Yoga cultivates mindful awareness of the body while it’s stretching, moving or holding a position. The postures are very gentle and done slowly, with moment-to-moment awareness. In one of my first classes, my teacher, Dominika, said Yoga was about fighting your mind.
At the time we were in downward-facing dog, and my mind was racing. Ugh, my shoulders are so tight. When are we going to move on to the next pose? Maybe I’ll take a breather and rest in child’s pose.
Dominika must have seen the looks on some of our faces, because she then said, through her thick Czech accent, “You guys, downward-facing dog is supposed to be a relaxing pose! Spread out your fingers and really feel the relaxation.”
Months later, I now understand what she was trying to communicate that day. Focusing on the positioning of my body parts in certain poses not only lessened the throbbing in my wrists and shoulders, it also made me aware of my body in the present moment. By focusing on my breath, I couldn’t get wrapped up in the self-doubt and negative thoughts racing through my mind. I was truly fighting my ego-mind and learning to listen to my body throughout every Yoga class.
There was also a mix of guided and silent meditation sessions.
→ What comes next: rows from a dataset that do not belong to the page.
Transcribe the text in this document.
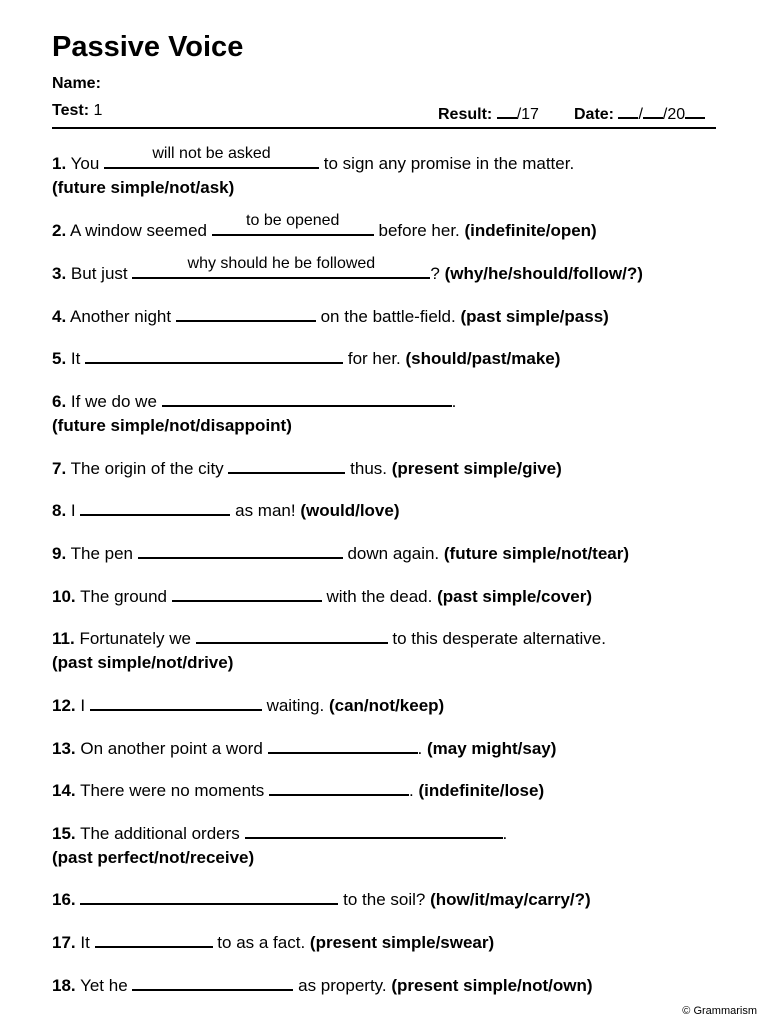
Passive Voice
Name:
Test: 1	Result: /17 Date: / /20
1. You
will not be asked
to sign any promise in the matter.
(future simple/not/ask)
2. A window seemed
to be opened
before her. (indefinite/open)
3. But just
why should he be followed
? (why/he/should/follow/?)
4. Another night	on the battle-field. (past simple/pass)
5. It	for her. (should/past/make)
6. If we do we	.
(future simple/not/disappoint)
7. The origin of the city	thus. (present simple/give)
8. I	as man! (would/love)
9. The pen	down again. (future simple/not/tear)
10. The ground	with the dead. (past simple/cover)
11. Fortunately we	to this desperate alternative.
(past simple/not/drive)
12. I	waiting. (can/not/keep)
13. On another point a word	. (may might/say)
14. There were no moments	. (indefinite/lose)
15. The additional orders	.
(past perfect/not/receive)
16.	to the soil? (how/it/may/carry/?)
17. It	to as a fact. (present simple/swear)
18. Yet he	as property. (present simple/not/own)
© Grammarism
For some reason (unbeknownst to me at the time), I avoided meditation. However, near the halfway mark of my second month, I signed up for a one-on-one session with the new meditation teacher, Rosalie.
Right at the start of our meeting, Rosalie asked about my meditation practice and the question triggered something inside of me. The rest of the session consisted of me sobbing and Rosalie awkwardly staring on. Near the end, she suggested I register for a 10-day Mindfulness-Based Stress Reduction (MBSR) course she would be hosting in the coming days.
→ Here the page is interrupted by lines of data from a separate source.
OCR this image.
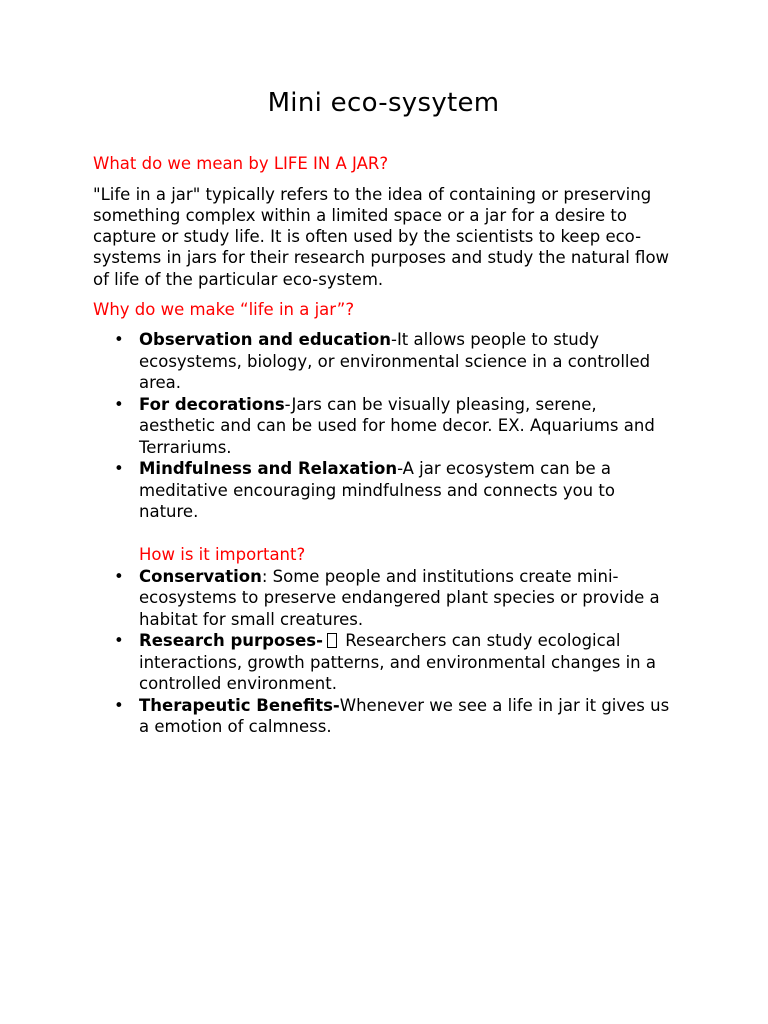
Mini eco-sysytem

What do we mean by LIFE IN A JAR?

"Life in a jar" typically refers to the idea of containing or preserving something complex within a limited space or a jar for a desire to capture or study life. It is often used by the scientists to keep eco-systems in jars for their research purposes and study the natural flow of life of the particular eco-system.

Why do we make “life in a jar”?

• Observation and education-It allows people to study ecosystems, biology, or environmental science in a controlled area.
• For decorations-Jars can be visually pleasing, serene, aesthetic and can be used for home decor. EX. Aquariums and Terrariums.
• Mindfulness and Relaxation-A jar ecosystem can be a meditative encouraging mindfulness and connects you to nature.

How is it important?

• Conservation: Some people and institutions create mini-ecosystems to preserve endangered plant species or provide a habitat for small creatures.
• Research purposes- Researchers can study ecological interactions, growth patterns, and environmental changes in a controlled environment.
• Therapeutic Benefits-Whenever we see a life in jar it gives us a emotion of calmness.
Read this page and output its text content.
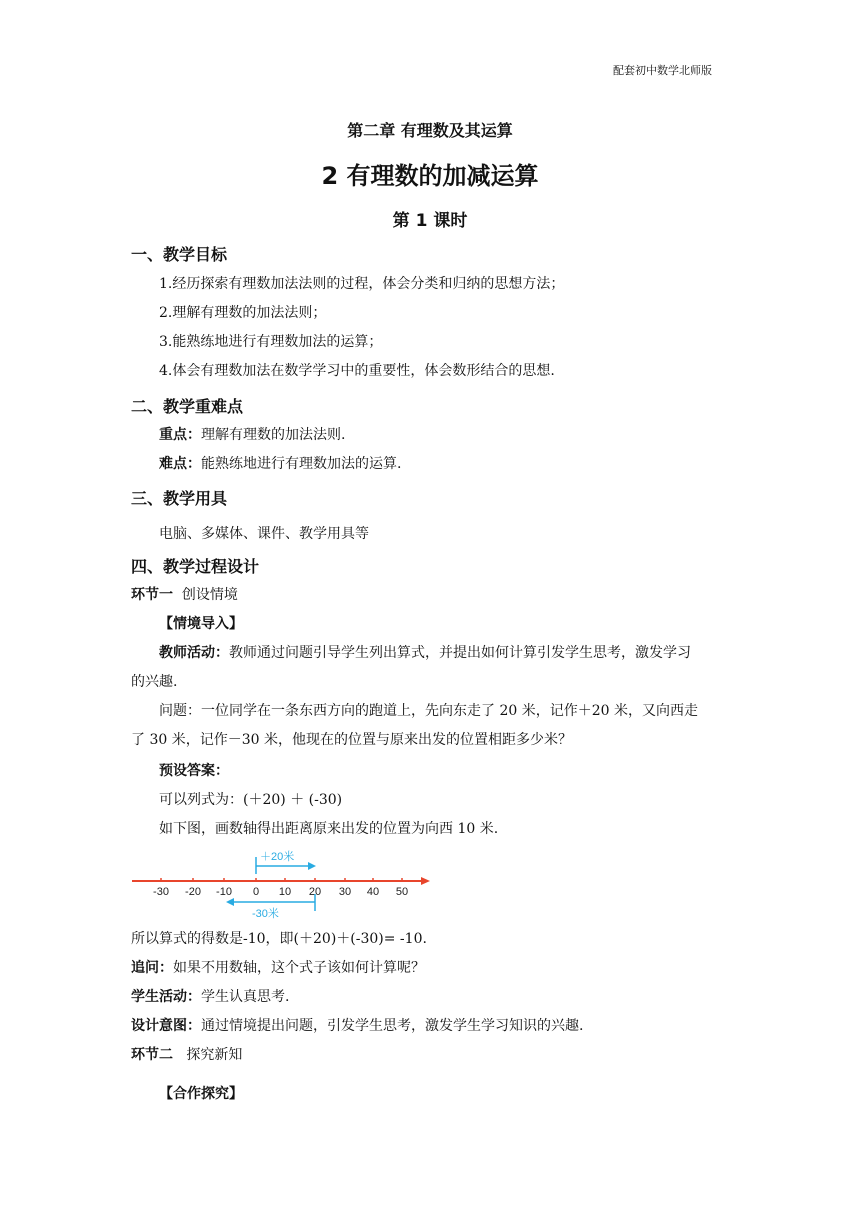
配套初中数学北师版
第二章 有理数及其运算
2 有理数的加减运算
第 1 课时
一、教学目标
1.经历探索有理数加法法则的过程，体会分类和归纳的思想方法；
2.理解有理数的加法法则；
3.能熟练地进行有理数加法的运算；
4.体会有理数加法在数学学习中的重要性，体会数形结合的思想.
二、教学重难点
重点：理解有理数的加法法则.
难点：能熟练地进行有理数加法的运算.
三、教学用具
电脑、多媒体、课件、教学用具等
四、教学过程设计
环节一 创设情境
【情境导入】
教师活动：教师通过问题引导学生列出算式，并提出如何计算引发学生思考，激发学习
的兴趣.
问题：一位同学在一条东西方向的跑道上，先向东走了 20 米，记作＋20 米，又向西走
了 30 米，记作－30 米，他现在的位置与原来出发的位置相距多少米？
预设答案：
可以列式为：(＋20) ＋ (-30)
如下图，画数轴得出距离原来出发的位置为向西 10 米.
＋20米
-30 -20 -10 0 10 20 30 40 50
-30米
所以算式的得数是-10，即(＋20)＋(-30)= -10.
追问：如果不用数轴，这个式子该如何计算呢？
学生活动：学生认真思考.
设计意图：通过情境提出问题，引发学生思考，激发学生学习知识的兴趣.
环节二 探究新知
【合作探究】
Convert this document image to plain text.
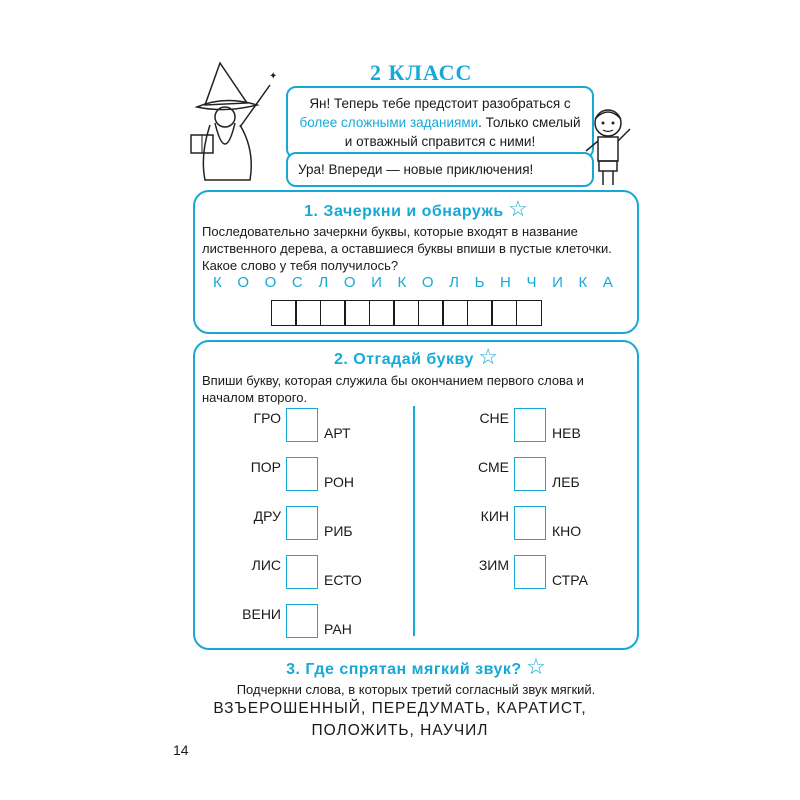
✦	2 КЛАСС
Ян! Теперь тебе предстоит разобраться с более сложными заданиями. Только смелый и отважный справится с ними!
Ура! Впереди — новые приключения!
1. Зачеркни и обнаружь ☆
Последовательно зачеркни буквы, которые входят в название лиственного дерева, а оставшиеся буквы впиши в пустые клеточки. Какое слово у тебя получилось?
К О О С Л О И К О Л Ь Н Ч И К А
2. Отгадай букву ☆
Впиши букву, которая служила бы окончанием первого слова и началом второго.
ГРО
АРТ
ПОР
РОН
ДРУ
РИБ
ЛИС
ЕСТО
ВЕНИ
РАН
СНЕ
НЕВ
СМЕ
ЛЕБ
КИН
КНО
ЗИМ
СТРА
3. Где спрятан мягкий звук? ☆
Подчеркни слова, в которых третий согласный звук мягкий.
ВЗЪЕРОШЕННЫЙ, ПЕРЕДУМАТЬ, КАРАТИСТ,
ПОЛОЖИТЬ, НАУЧИЛ
14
Much to my chagrin, I obliged. And I soon figured out why I’d avoided meditation for so long. Having to sit still and observe my thoughts scared the living crap out of me.
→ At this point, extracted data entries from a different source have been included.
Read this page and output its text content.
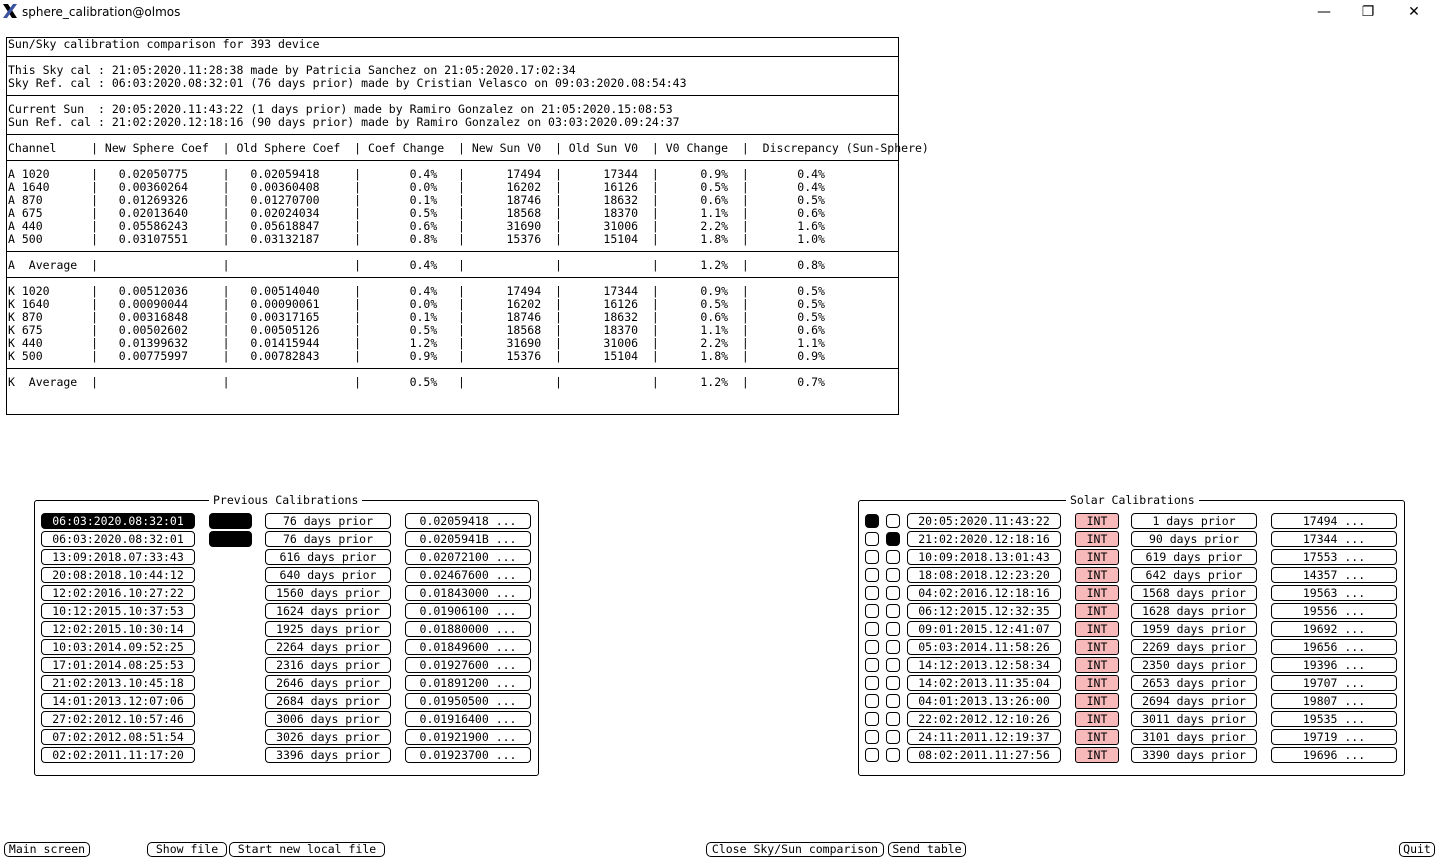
sphere_calibration@olmos	—	❐	✕
Sun/Sky calibration comparison for 393 device
This Sky cal : 21:05:2020.11:28:38 made by Patricia Sanchez on 21:05:2020.17:02:34
Sky Ref. cal : 06:03:2020.08:32:01 (76 days prior) made by Cristian Velasco on 09:03:2020.08:54:43
Current Sun  : 20:05:2020.11:43:22 (1 days prior) made by Ramiro Gonzalez on 21:05:2020.15:08:53
Sun Ref. cal : 21:02:2020.12:18:16 (90 days prior) made by Ramiro Gonzalez on 03:03:2020.09:24:37
Channel     | New Sphere Coef  | Old Sphere Coef  | Coef Change  | New Sun V0  | Old Sun V0  | V0 Change  |  Discrepancy (Sun-Sphere)
A 1020      |   0.02050775     |   0.02059418     |       0.4%   |      17494  |      17344  |      0.9%  |       0.4%
A 1640      |   0.00360264     |   0.00360408     |       0.0%   |      16202  |      16126  |      0.5%  |       0.4%
A 870       |   0.01269326     |   0.01270700     |       0.1%   |      18746  |      18632  |      0.6%  |       0.5%
A 675       |   0.02013640     |   0.02024034     |       0.5%   |      18568  |      18370  |      1.1%  |       0.6%
A 440       |   0.05586243     |   0.05618847     |       0.6%   |      31690  |      31006  |      2.2%  |       1.6%
A 500       |   0.03107551     |   0.03132187     |       0.8%   |      15376  |      15104  |      1.8%  |       1.0%
A  Average  |                  |                  |       0.4%   |             |             |      1.2%  |       0.8%
K 1020      |   0.00512036     |   0.00514040     |       0.4%   |      17494  |      17344  |      0.9%  |       0.5%
K 1640      |   0.00090044     |   0.00090061     |       0.0%   |      16202  |      16126  |      0.5%  |       0.5%
K 870       |   0.00316848     |   0.00317165     |       0.1%   |      18746  |      18632  |      0.6%  |       0.5%
K 675       |   0.00502602     |   0.00505126     |       0.5%   |      18568  |      18370  |      1.1%  |       0.6%
K 440       |   0.01399632     |   0.01415944     |       1.2%   |      31690  |      31006  |      2.2%  |       1.1%
K 500       |   0.00775997     |   0.00782843     |       0.9%   |      15376  |      15104  |      1.8%  |       0.9%
K  Average  |                  |                  |       0.5%   |             |             |      1.2%  |       0.7%
Previous Calibrations
06:03:2020.08:32:01	76 days prior	0.02059418 ...
06:03:2020.08:32:01	76 days prior	0.0205941B ...
13:09:2018.07:33:43	616 days prior	0.02072100 ...
20:08:2018.10:44:12	640 days prior	0.02467600 ...
12:02:2016.10:27:22	1560 days prior	0.01843000 ...
10:12:2015.10:37:53	1624 days prior	0.01906100 ...
12:02:2015.10:30:14	1925 days prior	0.01880000 ...
10:03:2014.09:52:25	2264 days prior	0.01849600 ...
17:01:2014.08:25:53	2316 days prior	0.01927600 ...
21:02:2013.10:45:18	2646 days prior	0.01891200 ...
14:01:2013.12:07:06	2684 days prior	0.01950500 ...
27:02:2012.10:57:46	3006 days prior	0.01916400 ...
07:02:2012.08:51:54	3026 days prior	0.01921900 ...
02:02:2011.11:17:20	3396 days prior	0.01923700 ...
Solar Calibrations
20:05:2020.11:43:22	INT	1 days prior	17494 ...
21:02:2020.12:18:16	INT	90 days prior	17344 ...
10:09:2018.13:01:43	INT	619 days prior	17553 ...
18:08:2018.12:23:20	INT	642 days prior	14357 ...
04:02:2016.12:18:16	INT	1568 days prior	19563 ...
06:12:2015.12:32:35	INT	1628 days prior	19556 ...
09:01:2015.12:41:07	INT	1959 days prior	19692 ...
05:03:2014.11:58:26	INT	2269 days prior	19656 ...
14:12:2013.12:58:34	INT	2350 days prior	19396 ...
14:02:2013.11:35:04	INT	2653 days prior	19707 ...
04:01:2013.13:26:00	INT	2694 days prior	19807 ...
22:02:2012.12:10:26	INT	3011 days prior	19535 ...
24:11:2011.12:19:37	INT	3101 days prior	19719 ...
08:02:2011.11:27:56	INT	3390 days prior	19696 ...
Main screen	Show file	Start new local file	Close Sky/Sun comparison	Send table	Quit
My thoughts were dark, existential and suicidal at times. There were no distractions in meditation. It was just me and my thoughts. Over the course of the 10 days, I fought with myself, cried, and made excuses, yet I learned so much.
If mindfulness is the practice of staying in the moment and allowing ourselves to be present, then meditation is the training ground to help you recognize when your mind wanders. The more you train, the faster you can catch yourself and bring yourself back to the present.
Despite my initial reluctance, meditation has become a cornerstone of my daily routine. The Buddha wasn’t kidding around when he spoke of the necessity of habitual meditation!
Silence and dance
In a world with so many voices, it can be hard to get quiet with yourself and really concentrate on what’s happening inside of you.
The whole community at New Life participates in noble silence from 21:30 (9:30 p.m.) until the morning meeting at 8.30.a.m. It seems innocuous, but in a world with so many voices, it can be hard to get quiet with yourself and really concentrate on what’s happening inside of you.
Another practice was dance. Through dance, we can connect with ourselves and others while ‘being’ in our bodies in addition to being in the moment.
Almost every weekend at New Life, there is a sober dance. For me, the moments of greatest aliveness, presence and connection come to me when I’m dancing with others: spontaneously moving my body to the rhythm and beats, without paying attention to what anyone else is doing, but simply allowing the music to wash over me and letting my body move in whatever way it pleases.
I also think the therapy offered at the Foundation is a contemplative practice in its own right. Beforehand, I never would’ve considered therapy to be spiritual, but why not? Twice a week, you sit with a trained professional and begin to identify your emotions and triggers, ground yourself in your body and release old traumas. Like Pirsig writes, “The real cycle you’re working on is a cycle called yourself.”
Deepening my awareness over time
Thanks to these practices and my travels on a broader scale, my awareness has deepened. As I’m just a beginner on the motorbike, new to the art form, I’m overly cautious and easily distracted. But with time, the art of motorcycle maintenance should come to me more easily.